Researchers at South Korea’s Ulsan National Institute of Science and Technology (UNIST) have used organic p‐type hole transport materials to increase the efficiency of colloidal quantum dot solar cells.
They created a 12.82%-efficient organic hybrid series tandem photovoltaic device combining quantum dots and organic bulk heterojunction (BHJ) photoactive materials. They claimed that this efficiency rate is the highest among the reported colloidal quantum dot cells, including single-junction devices and tandem devices.
The research team used sulfur‐exchanged quantum dot ink instead of solid‐state ligand exchange (SSE) to produce the cells. Ligand exchange – a chemical reaction in which a ligand in a compound is replaced by another – is used in quantum dot cells to improve charge carrier mobility and reduce defects on the surface. The researchers replaced the SSEs with the ink and demonstrated that their performance is comparable, with the advantage of avoiding a manufacturing step.

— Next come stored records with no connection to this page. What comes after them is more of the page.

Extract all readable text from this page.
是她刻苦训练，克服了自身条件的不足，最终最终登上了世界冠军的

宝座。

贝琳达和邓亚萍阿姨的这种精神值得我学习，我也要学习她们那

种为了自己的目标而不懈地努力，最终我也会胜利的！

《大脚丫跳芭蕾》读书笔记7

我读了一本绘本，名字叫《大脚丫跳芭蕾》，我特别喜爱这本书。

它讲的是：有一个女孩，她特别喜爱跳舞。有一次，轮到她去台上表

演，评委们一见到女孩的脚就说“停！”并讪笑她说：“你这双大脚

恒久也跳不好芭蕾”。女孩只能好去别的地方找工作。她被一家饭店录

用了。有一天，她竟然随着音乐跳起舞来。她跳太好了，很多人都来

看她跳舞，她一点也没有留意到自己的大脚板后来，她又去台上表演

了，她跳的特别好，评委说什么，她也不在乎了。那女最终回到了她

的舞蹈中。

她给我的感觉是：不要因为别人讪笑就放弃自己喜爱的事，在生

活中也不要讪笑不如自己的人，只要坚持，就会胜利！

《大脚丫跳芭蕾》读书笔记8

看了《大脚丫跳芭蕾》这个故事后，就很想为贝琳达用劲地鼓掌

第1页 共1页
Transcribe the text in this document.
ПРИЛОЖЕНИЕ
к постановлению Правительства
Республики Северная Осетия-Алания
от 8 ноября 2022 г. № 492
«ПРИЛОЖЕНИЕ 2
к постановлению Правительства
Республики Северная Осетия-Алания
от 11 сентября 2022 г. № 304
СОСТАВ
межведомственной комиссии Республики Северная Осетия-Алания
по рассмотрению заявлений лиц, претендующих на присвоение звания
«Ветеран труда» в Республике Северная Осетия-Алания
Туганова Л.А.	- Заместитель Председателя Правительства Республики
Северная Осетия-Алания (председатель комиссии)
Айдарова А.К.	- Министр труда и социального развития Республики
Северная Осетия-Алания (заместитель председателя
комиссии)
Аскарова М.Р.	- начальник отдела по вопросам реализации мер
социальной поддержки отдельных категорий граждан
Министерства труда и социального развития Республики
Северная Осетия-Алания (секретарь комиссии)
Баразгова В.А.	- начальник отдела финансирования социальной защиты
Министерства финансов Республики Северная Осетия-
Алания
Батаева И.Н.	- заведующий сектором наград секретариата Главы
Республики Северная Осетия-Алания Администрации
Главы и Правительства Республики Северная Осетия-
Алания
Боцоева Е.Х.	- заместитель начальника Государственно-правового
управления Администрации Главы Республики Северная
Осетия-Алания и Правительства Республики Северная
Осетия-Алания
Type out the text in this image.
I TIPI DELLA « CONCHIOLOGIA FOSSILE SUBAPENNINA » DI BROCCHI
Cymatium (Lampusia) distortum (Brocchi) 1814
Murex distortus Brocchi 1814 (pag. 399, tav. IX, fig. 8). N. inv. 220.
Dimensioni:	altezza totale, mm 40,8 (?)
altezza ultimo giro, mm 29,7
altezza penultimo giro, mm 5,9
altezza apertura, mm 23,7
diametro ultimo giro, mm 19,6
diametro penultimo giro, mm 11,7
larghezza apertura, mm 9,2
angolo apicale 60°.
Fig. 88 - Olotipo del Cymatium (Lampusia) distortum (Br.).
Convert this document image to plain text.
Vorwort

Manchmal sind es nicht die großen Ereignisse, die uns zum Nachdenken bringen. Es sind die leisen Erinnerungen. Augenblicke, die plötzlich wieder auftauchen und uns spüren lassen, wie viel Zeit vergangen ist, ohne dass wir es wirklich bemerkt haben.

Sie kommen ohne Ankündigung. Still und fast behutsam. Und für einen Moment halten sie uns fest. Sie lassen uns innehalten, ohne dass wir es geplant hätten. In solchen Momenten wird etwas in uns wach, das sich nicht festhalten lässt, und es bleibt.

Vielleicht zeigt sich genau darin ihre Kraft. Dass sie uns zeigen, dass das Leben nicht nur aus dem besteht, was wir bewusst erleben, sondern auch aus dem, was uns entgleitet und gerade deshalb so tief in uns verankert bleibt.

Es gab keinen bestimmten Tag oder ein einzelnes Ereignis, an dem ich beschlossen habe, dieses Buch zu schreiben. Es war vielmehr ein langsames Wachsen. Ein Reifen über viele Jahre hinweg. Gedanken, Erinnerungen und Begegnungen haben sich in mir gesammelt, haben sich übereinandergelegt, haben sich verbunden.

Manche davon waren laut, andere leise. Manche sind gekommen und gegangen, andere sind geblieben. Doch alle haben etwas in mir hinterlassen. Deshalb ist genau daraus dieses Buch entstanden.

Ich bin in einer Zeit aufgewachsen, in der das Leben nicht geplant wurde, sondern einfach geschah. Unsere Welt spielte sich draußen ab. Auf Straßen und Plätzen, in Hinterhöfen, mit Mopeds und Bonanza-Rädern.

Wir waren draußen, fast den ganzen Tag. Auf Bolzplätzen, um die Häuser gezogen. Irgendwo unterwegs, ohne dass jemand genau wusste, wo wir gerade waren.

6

The hole transport materials were made with π‐conjugated polymers, as their conductivity can be changed from a semiconducting state to a metallic p-doping state. “The entire device fabrication was executed without using either SSE or Layer-by-Layer process, which will be advantageous for exploiting commercial processing techniques,” the scientists said.
They added that the hybrid tandem device showed almost negligible degradation after air storage for three months. “This study suggested the potential to achieve a power conversion efficiency over 15% in hybrid tandem devices by reduction of energy loss in CQDPVs and enhancement of NIR absorption in OPVs,” said researcher Sung-Yeon Jang.
The device is described in Molecular Engineering in Hole Transport π‐Conjugated Polymers to Enable High Efficiency Colloidal Quantum Dot Solar Cells, a study published in Advanced Energy Materials.